Similarly actionable, and aimed at planners and designers, Creating Healthy Neighborhoods: Evidence-Based Planning and Design Strategies, by Ann Forsyth, Emily Salomon, and Laura Smead (Routledge, 2017), relies on extensive quantitative and qualitative data. Confirming common-sense links to improved housing, like increased happiness, the book also illuminates surprising ones, such as reduced smoking. Data in Creating Healthy Neighborhoods point to the need for more housing options, centering on those with the most health vulnerabilities. LGBTQ youth and older residents are two of the most vulnerable groups in New York. Queer Students of Architecture, Planning, and Preservation’s (QSAPP’s) Safe Space: Housing LGBTQ Youth Experiencing Homelessness (Columbia GSAPP, 2019, available in print and online) presents a visual analysis of existing shelter types, funding research, and design and programming best practices, including “adjacency to local clinics or partnerships with mobile clinics.” Addressing the other end of the age spectrum, the NYC Aging in Place Guide for Building Owners (2016), which I edited in collaboration with advisors convened by the American Institute of Architects New York Chapter’s Design for Aging Committee, promotes health for older New Yorkers through retrofits to multifamily buildings, designed to reduce the risk of falls and combat social isolation.

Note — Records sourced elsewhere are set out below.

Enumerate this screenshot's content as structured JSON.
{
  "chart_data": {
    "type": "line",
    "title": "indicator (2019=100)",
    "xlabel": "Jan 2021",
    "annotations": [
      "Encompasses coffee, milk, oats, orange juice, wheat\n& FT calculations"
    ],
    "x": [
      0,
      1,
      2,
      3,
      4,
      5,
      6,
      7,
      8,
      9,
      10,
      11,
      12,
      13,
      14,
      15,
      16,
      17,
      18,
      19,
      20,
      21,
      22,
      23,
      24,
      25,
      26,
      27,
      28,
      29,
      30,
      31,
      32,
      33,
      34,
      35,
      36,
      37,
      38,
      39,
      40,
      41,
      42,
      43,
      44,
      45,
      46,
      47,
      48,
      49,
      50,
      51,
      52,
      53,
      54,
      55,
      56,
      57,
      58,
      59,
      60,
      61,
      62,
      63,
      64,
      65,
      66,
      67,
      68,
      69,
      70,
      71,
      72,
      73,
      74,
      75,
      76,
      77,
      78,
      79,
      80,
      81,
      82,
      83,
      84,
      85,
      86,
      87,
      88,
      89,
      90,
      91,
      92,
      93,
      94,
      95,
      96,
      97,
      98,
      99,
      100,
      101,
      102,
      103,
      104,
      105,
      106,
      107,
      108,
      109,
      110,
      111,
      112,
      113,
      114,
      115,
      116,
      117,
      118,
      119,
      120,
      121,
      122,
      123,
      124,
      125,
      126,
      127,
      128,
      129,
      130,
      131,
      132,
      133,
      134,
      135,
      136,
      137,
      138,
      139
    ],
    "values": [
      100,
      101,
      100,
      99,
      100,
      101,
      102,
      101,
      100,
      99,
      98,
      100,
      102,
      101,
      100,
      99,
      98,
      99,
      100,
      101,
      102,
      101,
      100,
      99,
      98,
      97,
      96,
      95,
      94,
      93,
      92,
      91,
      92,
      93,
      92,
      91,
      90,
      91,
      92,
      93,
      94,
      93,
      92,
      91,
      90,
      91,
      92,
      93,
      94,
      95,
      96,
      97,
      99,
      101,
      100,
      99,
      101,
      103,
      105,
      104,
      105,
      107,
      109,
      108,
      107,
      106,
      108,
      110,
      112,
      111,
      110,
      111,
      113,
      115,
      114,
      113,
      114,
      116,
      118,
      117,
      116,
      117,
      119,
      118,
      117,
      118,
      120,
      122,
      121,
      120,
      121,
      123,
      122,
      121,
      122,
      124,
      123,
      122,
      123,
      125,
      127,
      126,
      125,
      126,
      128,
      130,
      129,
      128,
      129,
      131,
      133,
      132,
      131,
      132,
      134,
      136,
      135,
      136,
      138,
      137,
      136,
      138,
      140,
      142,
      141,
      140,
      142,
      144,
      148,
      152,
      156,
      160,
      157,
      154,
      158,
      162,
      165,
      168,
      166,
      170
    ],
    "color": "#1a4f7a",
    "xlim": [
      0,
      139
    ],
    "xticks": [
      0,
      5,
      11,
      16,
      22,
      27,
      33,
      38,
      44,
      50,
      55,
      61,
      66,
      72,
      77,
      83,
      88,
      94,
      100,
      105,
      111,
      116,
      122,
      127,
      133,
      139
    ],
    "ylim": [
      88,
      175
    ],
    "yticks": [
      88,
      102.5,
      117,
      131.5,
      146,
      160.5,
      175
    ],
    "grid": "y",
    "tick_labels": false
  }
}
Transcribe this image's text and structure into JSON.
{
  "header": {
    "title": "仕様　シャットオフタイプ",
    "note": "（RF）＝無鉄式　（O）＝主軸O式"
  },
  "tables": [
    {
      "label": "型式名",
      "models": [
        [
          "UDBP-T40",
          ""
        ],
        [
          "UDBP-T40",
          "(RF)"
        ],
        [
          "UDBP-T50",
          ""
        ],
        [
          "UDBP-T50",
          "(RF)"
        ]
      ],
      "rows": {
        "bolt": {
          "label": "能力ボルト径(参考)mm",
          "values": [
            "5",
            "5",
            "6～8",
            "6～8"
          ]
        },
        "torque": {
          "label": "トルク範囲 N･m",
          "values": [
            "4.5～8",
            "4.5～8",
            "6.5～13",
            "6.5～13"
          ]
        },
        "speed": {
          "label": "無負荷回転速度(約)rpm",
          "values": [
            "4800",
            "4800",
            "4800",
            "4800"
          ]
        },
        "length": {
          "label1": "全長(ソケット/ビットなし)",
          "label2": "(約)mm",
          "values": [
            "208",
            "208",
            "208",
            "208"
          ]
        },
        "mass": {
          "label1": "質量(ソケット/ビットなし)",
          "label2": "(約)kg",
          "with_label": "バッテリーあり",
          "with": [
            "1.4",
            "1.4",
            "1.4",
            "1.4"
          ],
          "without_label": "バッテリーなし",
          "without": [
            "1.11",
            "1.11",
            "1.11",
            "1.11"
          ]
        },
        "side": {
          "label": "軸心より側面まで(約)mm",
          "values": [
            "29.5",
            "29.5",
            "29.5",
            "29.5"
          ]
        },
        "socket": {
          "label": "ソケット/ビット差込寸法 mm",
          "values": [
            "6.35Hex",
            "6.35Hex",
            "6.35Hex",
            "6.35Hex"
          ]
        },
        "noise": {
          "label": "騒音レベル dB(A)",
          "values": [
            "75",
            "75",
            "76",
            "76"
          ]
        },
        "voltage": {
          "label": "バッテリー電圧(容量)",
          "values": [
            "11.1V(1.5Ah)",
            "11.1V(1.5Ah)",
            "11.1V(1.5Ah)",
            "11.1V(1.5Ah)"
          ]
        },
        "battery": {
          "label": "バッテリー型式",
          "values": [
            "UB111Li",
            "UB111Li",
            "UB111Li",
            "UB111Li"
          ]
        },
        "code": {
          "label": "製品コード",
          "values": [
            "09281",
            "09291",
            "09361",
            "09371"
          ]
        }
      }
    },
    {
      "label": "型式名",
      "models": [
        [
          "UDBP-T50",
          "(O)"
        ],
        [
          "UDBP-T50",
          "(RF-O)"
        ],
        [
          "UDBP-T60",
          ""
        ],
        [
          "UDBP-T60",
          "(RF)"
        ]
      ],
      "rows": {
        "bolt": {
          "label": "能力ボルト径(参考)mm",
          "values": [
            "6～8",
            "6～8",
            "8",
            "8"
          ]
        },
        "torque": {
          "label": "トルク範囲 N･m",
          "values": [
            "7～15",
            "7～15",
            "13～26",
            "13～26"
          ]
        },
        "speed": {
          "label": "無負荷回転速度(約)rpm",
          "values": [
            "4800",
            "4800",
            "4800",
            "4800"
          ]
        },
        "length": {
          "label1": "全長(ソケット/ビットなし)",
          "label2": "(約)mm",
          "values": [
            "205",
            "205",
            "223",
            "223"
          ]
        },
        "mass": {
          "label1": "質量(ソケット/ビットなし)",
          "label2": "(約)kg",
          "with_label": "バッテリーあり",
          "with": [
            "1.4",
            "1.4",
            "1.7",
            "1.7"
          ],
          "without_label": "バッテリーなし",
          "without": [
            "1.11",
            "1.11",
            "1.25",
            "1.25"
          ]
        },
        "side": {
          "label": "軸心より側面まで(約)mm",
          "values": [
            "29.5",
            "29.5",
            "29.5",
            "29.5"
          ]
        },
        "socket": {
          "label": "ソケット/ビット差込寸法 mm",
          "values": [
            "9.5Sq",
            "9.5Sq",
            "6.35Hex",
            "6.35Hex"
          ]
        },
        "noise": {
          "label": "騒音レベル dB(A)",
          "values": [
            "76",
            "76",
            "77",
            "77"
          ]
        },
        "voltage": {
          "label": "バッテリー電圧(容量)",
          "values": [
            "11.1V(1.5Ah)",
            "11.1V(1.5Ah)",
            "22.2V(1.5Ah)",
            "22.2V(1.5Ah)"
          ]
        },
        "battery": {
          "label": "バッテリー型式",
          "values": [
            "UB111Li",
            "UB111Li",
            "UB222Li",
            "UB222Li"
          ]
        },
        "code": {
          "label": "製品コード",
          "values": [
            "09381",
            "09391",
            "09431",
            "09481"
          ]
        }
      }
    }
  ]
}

Human and Planetary Health
Human and planetary health cannot be separated. And no plan to improve New Yorkers’ health through housing can ignore the city’s largest stock of affordable homes. Enter A Green New Deal for New York City Housing Authority (NYCHA) Communities (Data for Progress with two University of Pennsylvania centers, 2019), by Daniel Aldana Cohen, Billy Fleming, Kira McDonald, Nick Graetz, Mark Paul, Alexandra Lillehei, Katie Lample, and Julian Brave NoiseCat. The plan for deep energy retrofits to existing NYCHA homes plus new public housing—to “provide economic and environmental benefits to racialized and working-class communities,” reduce residents’ asthma rates by 18% to 30%, and “massively improve safety, health, and comfort in NYCHA apartments”—is essential reading on local approaches to dual climate and housing emergencies. Also addressing health equity and climate justice, Design as Preventative Care: Achieving Climate Justice through Interdisciplinary Collaboration (2020) by the Urban Design Forum’s Forefront Fellows, zeros in on design strategies to mitigate the effects of extreme heat in residents’ bodily systems; and Enterprise Green Communities Criteria (Enterprise Community Partners, 2020), the national green building framework designed for privately developed affordable housing, incorporates healthy living metrics.
Public Housing Works by London’s Karakusevic Carson Architects (Lund Humphries, 2021) offers design inspiration for the future of healthy public housing. Though London and New York have suffered from similar histories of disinvestment, London has recently been developing new public housing. This book details some of the best work, with architectural drawings, critical essays, and documentation of community-engaged design processes. Bringing it back home, Scalable Design Solutions for NYCHA (Peterson Rich Office with the Regional Plan Association, 2020) addresses the social determinants of health for NYCHA residents through integrated design approaches guided by resident participation. The proposed interventions renovate and expand existing NYCHA towers to provide improved, greener spaces for current residents and additional new homes. Together, these publications offer more than enough data, historical lessons, design ideas, and guidance to provide healthy housing for all New Yorkers. The strategies are many, but the imperative is clear.